10 Classic Songs To Ring In The New Year 2020
10 Classic Songs To Ring In The New Year 2020 Eve is a time to celebrate, to embrace friends and family, reflect on life’s big changes and perhaps set a few resolutions. All the celebration calls for the perfect New Year’s Eve playlist, whether you’re heading out on the town or chilling at home by the television with a glass of wine.There are plenty of New Year’s tunes out there—really there’s something for everybody, no matter what your genre tastes. We’ve found some all-time classics by GRAMMY winner and pop idol Mariah Carey, ‘70s disco queens Abba, blues legend Etta James and more for your NYE playlist. Trust us, these celebratory songs never go out of style.

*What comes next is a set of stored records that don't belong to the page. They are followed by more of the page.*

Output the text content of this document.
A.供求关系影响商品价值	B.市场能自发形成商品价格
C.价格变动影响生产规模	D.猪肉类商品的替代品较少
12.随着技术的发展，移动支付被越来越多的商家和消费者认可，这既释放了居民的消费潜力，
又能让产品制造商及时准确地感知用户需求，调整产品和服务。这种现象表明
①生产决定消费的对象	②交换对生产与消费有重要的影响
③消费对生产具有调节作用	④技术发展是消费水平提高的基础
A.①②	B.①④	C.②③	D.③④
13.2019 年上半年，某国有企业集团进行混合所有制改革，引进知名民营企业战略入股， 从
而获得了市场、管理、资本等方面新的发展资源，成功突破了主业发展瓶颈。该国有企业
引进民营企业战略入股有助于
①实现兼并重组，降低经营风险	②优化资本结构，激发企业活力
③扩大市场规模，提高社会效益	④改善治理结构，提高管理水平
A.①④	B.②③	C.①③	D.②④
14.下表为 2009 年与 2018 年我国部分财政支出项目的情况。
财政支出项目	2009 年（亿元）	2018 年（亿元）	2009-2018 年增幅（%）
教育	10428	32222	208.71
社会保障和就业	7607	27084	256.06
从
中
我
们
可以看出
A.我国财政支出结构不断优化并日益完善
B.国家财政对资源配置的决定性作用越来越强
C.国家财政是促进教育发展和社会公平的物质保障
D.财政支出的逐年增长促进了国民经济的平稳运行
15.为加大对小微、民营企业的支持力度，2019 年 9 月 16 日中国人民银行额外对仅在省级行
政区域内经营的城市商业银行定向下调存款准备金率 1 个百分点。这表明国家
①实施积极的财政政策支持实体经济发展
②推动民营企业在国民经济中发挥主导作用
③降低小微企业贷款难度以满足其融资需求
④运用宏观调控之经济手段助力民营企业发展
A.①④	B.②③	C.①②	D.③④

1. “Auld Lang Syne (The New Year’s Anthem),” Mariah Carey
For the reigning Queen of Christmas-pop, it makes perfect sense that, to close out her second holiday record, Merry Christmas II You (2010), Carey would do a whistling, dancefloor-ready take on Scottish poet and lyricist Robert Burns’ 18th century folk song. Listen to this one as soon as the clock strikes midnight for maximum effect.
2. Happy New Year,” ABBA
ABBA’s operatic 1980 gem might be pretty specific in terms of time period (the Swedish quartet bids farewell to the ‘70s while pondering “what lies waiting down the line/ In the end of eighty-nine”), but its sentiment gets to the heart of what New Year’s Eve is all about: the hope of better things to come.
3. “It’s Just Another New Year’s Eve,” Barry Manilow
This ‘70s chestnut, which Barry Manilow has performed at Dick Clark’s New Year’s Rockin’ Eve numerous times, never goes out of style. Atop tinkling piano, the silky singer wisely encourages his audience not to be bummed out that another year is over. Instead, imagine the possibilities a new year can bring! “Tonight’s another chance to start again,” the GRAMMY winner warbles. And how right he is.
4. “Happy New Year,” Judy Garland
Don’t be fooled by the title to Judy Garland’s ’50s New Years’ staple: The lyrics within, written by midcentury composer Gordon Jenkins, are actually rather forlorn, bemoaning a New Year’s evening spent all by her lonesome.
And as if that weren’t enough, while partygoers are “donning their silly paper hats,” the beloved standards singer and actress is spending the night looking back to a time when the dawn of a new year wasn’t so solitary: “I love the days we spent together/ Before the old year lost its shine/ I’ll keep that memory locked within my heart/ That happy new year you were mine.” Garland’s NYE tribute might be wistful, but it’s real.
5. “Happy New Year,” Nat “King” Cole
A few years later, in 1963, Nat “King” Cole sang a gorgeous rendition of Jenkins’ famous track, adding strings and cooing background vocals.
6. “Let’s Start the New Year Right,” Bing Crosby
“How can we go wrong if we start the New Year right?” wonders Bing Crosby in his 1943 anthem. It’s the ideal follow-up and optimistic sentiment to rival Crosby’s other holiday-season classic, “White Christmas.”
7. “Funky New Year,” Eagles
In 1978, soft-rock greats Eagles released their cover of Charles Brown’s “Please Come Home For Christmas.” Turn that single around, though, and you get the decade-appropriate B-side “Funky New Year.” Against a pop-funk bass line, Don Henley & Co. encourage every partygoer to “party hardy” (don’t mind if we do), before asking, “What year is this, anyway?”
8. “Champagne & Wine,” Etta James
Recorded for Etta James’ 28th and final record, The Dreamer, “Champagne & Wine” was originally done in 1968 by the great Otis Redding. Either version will do, when you’re building that New Year’s Eve playlist, but it never hurts to honor GRAMMY winner and Lifetime Achievement Award recipient James, who kept singing right up to the end of her life in 2014.
9. “New Year’s Resolution,” Otis Redding and Carla Thomas
While we’re on the topic of Otis Redding, it certainly wouldn’t hurt to include his and Carla Thomas’ horn-filled 1968 duet “New Year’s Resolution.” The two trade verses, portraying a couple who has experienced tough times but very badly want to make amends and keep their promises in the New Year. At least they’re both on the same page!
10. “What Are You Doing New Year’s Eve” Ella Fitzgerald
1940s doo-wop troupe The Orioles originally sang this standard, but a little more than a decade later, jazz icon Ella Fitzgerald recorded her trilling, brass-led rendition. And you can never go wrong with a little Ella.